Le teen movie est un style à part entière outre-Atlantique dont l’excellent documentaire « Beyond Clueless » a récemment rappelé les ressorts obligés : un nouveau/une nouvelle arrive dans un lycée, y est froidement accueilli(e) mais finit par s’y intégrer. On en a tous vu un jour ou l’autre : Grease, American Graffiti, Lolita malgré moi (un titre à vomir … et un film à voir)
Bizarrement ce genre de films est plutôt rare en France. « La boum » malgré son immense succès n’a pas vraiment eu de descendance sinon « Lol » ou « Les beaux gosses ».

Cette longue introduction pour dire que « Le nouveau » constitue un teen movie français étonnant.

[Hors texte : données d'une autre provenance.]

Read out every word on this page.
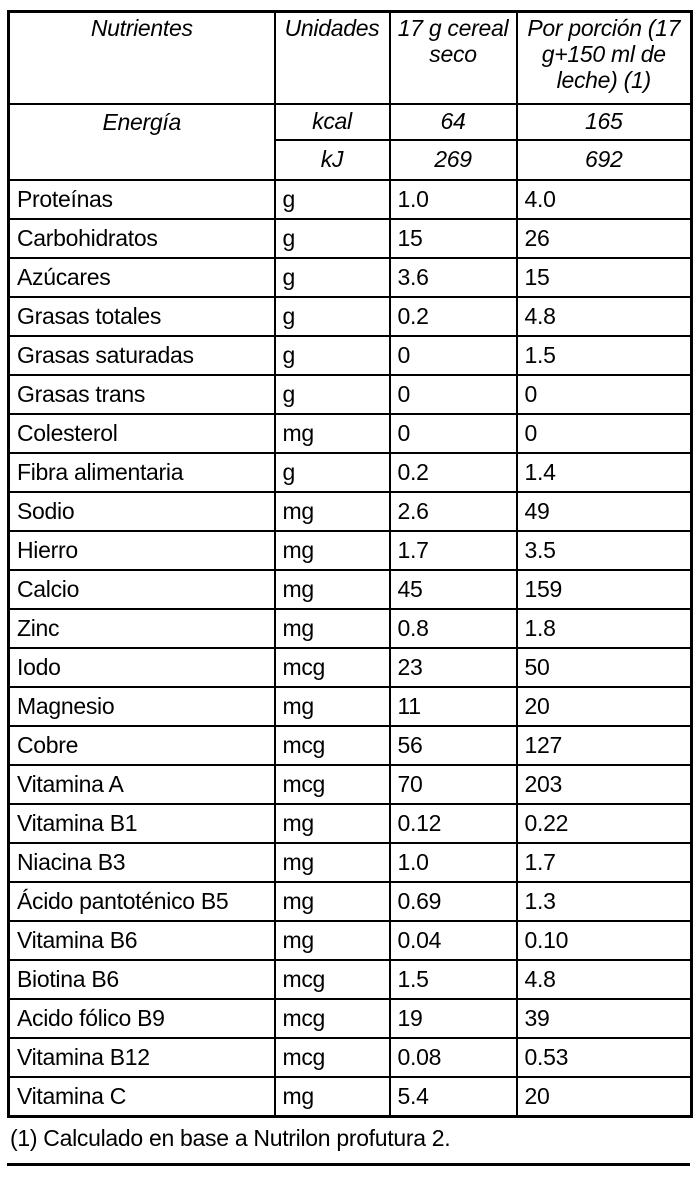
Nutrientes	Unidades	17 g cereal seco	Por porción (17 g+150 ml de leche) (1)
Energía	kcal	64	165
	kJ	269	692
Proteínas	g	1.0	4.0
Carbohidratos	g	15	26
Azúcares	g	3.6	15
Grasas totales	g	0.2	4.8
Grasas saturadas	g	0	1.5
Grasas trans	g	0	0
Colesterol	mg	0	0
Fibra alimentaria	g	0.2	1.4
Sodio	mg	2.6	49
Hierro	mg	1.7	3.5
Calcio	mg	45	159
Zinc	mg	0.8	1.8
Iodo	mcg	23	50
Magnesio	mg	11	20
Cobre	mcg	56	127
Vitamina A	mcg	70	203
Vitamina B1	mg	0.12	0.22
Niacina B3	mg	1.0	1.7
Ácido pantoténico B5	mg	0.69	1.3
Vitamina B6	mg	0.04	0.10
Biotina B6	mcg	1.5	4.8
Acido fólico B9	mcg	19	39
Vitamina B12	mcg	0.08	0.53
Vitamina C	mg	5.4	20
(1) Calculado en base a Nutrilon profutura 2.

Du teen movie américain, il reprend le pitch : un nouveau fait sa rentrée au collège. Il peine à s’y insérer.
Mais « Le nouveau » ne va pas où on l’attend : Benoît ne sera pas élu délégué, il ne finira pas en couple avec la reine de beauté et ne parviendra pas vraiment à s’intégrer. Mais son parcours, autrement plus réaliste que celui, stéréotypé, que nous servent les teen movies américains, recèle beaucoup plus de richesse et de drôlerie.
Servi par de jeunes acteurs qui ne cabotinent pas, « Le nouveau » trouve le ton juste pour décrire cet âge où tout est grave mais rien n’est important.